As a student of superheroes in our culture, I have found it important to cast my glace wider than a simple study of men and women who fight crime in tights, powered or unpowered. First, anyone who dons a costume take power into himself–in the form of confidence, a sense of possessing special initiative over his enemies. No one doubts that Batman is a superhero, despite his lack of any superpowers. The costume itself is worth pages of study and thought. But in the genre of science fiction, a new superhero emerges.
She’s similar to Batman, in that they are technological heroes whose abilities are augmented by technology. Batman has the Batwing, and his utility belt is a virtual arsenal of weapons to suit any emergency. Superheroes in science fiction are the pilots who have the special power or ability to command and fly giant robots or starships capable of raining destruction down on their enemies. One of my favourite sci-fi movies that celebrates the normal personal as extraordinary is a movie from the late eighties called The Last Starfighter. In this movie, Alex Rogan, a trailer park-dwelling nobody with high score in the single arcade game in the camp (The Last Starfighter) finds that his hobby has earned him the notice of an alien federation in desperate need of pilots for their ultra-powerful starfighters, called gunstars. Yes, the video game machines are surreptitiously slipped into the arcades and trailer parks across the US as aptitude testers for piloting skills for gunstars. The controls on arcade games are the same, and they test the situational awareness that all modern pilots must have in abundance to be able to do their jobs.
A similar sci-fi trope exists in the giant-robot genre Mobile Suit Gundam Wing, in which only exceptional human beings are able to pilot giant robots of unparalleled destructive ability and destructive power. A very similar trope exists in the new and excellent sci-fi story mixed with horror elements Knights of Sidonia. In Sidonia, the giant robots are a mix of a starfighters maneuverability and a robots ability to engage in humanoid operations like mining, melee fighting, and rescue operations, but they are nowhere near as powerful as the Gundam robots are in terms of the landslide power they have compared to their enemies.
Again we come to power and powers and the fantasy of having them.

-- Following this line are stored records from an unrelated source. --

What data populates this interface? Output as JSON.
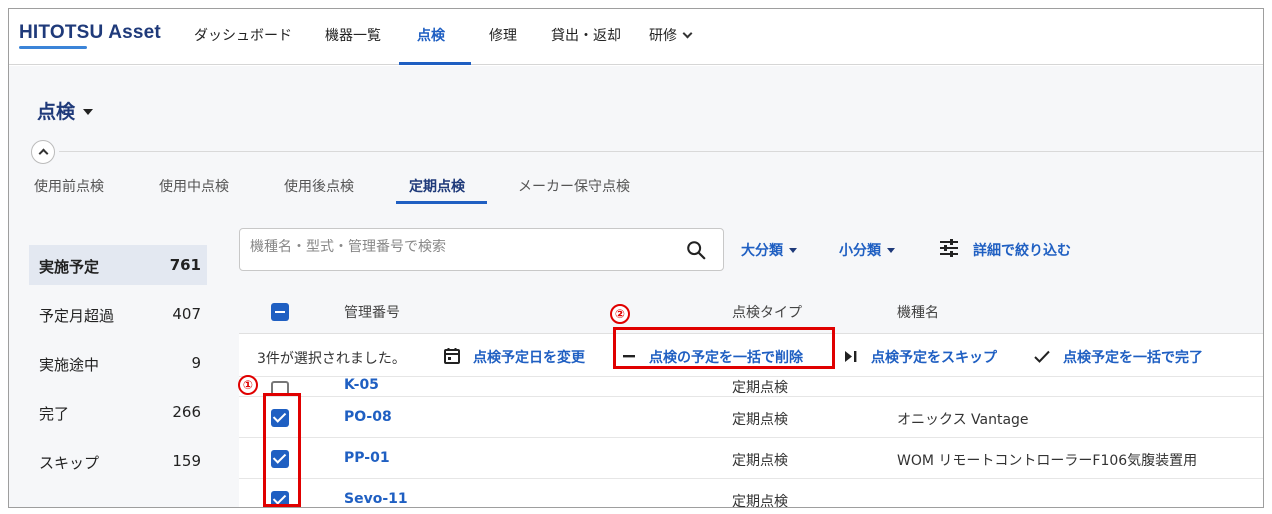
{
  "app": {
    "logo_text": "HITOTSU Asset"
  },
  "nav": {
    "items": [
      "ダッシュボード",
      "機器一覧",
      "点検",
      "修理",
      "貸出・返却",
      "研修"
    ],
    "active": "点検"
  },
  "page": {
    "title": "点検"
  },
  "tabs": [
    "使用前点検",
    "使用中点検",
    "使用後点検",
    "定期点検",
    "メーカー保守点検"
  ],
  "active_tab": "定期点検",
  "summary": [
    {
      "label": "実施予定",
      "count": "761"
    },
    {
      "label": "予定月超過",
      "count": "407"
    },
    {
      "label": "実施途中",
      "count": "9"
    },
    {
      "label": "完了",
      "count": "266"
    },
    {
      "label": "スキップ",
      "count": "159"
    }
  ],
  "search": {
    "placeholder": "機種名・型式・管理番号で検索"
  },
  "filters": {
    "major": "大分類",
    "minor": "小分類",
    "advanced": "詳細で絞り込む"
  },
  "table": {
    "headers": [
      "管理番号",
      "点検タイプ",
      "機種名"
    ],
    "selection_text": "3件が選択されました。",
    "actions": {
      "change_date": "点検予定日を変更",
      "bulk_delete": "点検の予定を一括で削除",
      "skip": "点検予定をスキップ",
      "bulk_complete": "点検予定を一括で完了"
    },
    "partial_row": {
      "id": "K-05",
      "type": "定期点検"
    },
    "rows": [
      {
        "id": "PO-08",
        "type": "定期点検",
        "model": "オニックス Vantage",
        "checked": true
      },
      {
        "id": "PP-01",
        "type": "定期点検",
        "model": "WOM リモートコントローラーF106気腹装置用",
        "checked": true
      },
      {
        "id": "Sevo-11",
        "type": "定期点検",
        "model": "",
        "checked": true
      }
    ]
  },
  "annotations": {
    "one": "①",
    "two": "②"
  },
  "colors": {
    "accent": "#1f5fc2",
    "brand": "#1f3a7a",
    "annotation": "#e00000"
  }
}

Being able to be the hero who saves the day because of a special talent, special ability, or blessing from the gods (think Green Lantern). What I’m trying to do is equate and compare normal but talented humans with enormously powerful heroes like Superman who seize upon special powers through their facility with technology. Star Wars was exciting because we got to see X-wing fighters versus TIE fighters, the empires most lethal fighting machines, and compete favourably. The X-wings had shields, unlike the diminutive TIEs, and carries heavy armaments–proton torpedoes, capable of, with the right surgical strike, of destroying the Death Star, the Empires, greatest military capital investment.

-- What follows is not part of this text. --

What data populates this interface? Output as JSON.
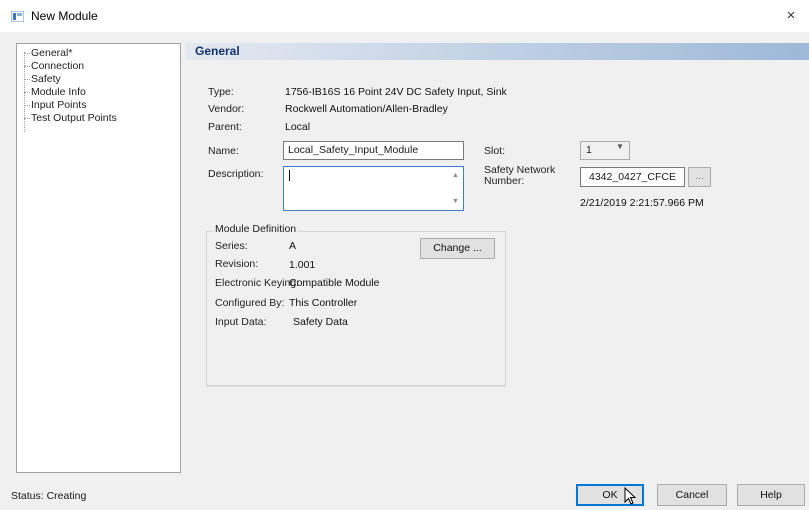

The last television show that celebrated the power of pilots was Battlestar Galactica, and their viper fighters were only evenly matched with the Silon raiders. The way stories played out in the reimagined Battlestar (not the seventies show), you wanted no part of being a pilot. It was a great way to get killed in action. The enemy was just to tough. And because of this, I would argue, the pilots of Galactica were mere heroes, not superheroes. They might as well have been fighting in WWI trenches for all the good their heroics would do to save them from being killed.
The interesting thing to remember about superheroes is their edge over their enemies. Robotech was a late eighties, early nineties cartoon in which fighters transformed into hybrids of robots and then all the way into robots. They, too, despite their marvelous craft, were similar to Battlestar pilots in that they were a dime a dozen to lose in combat.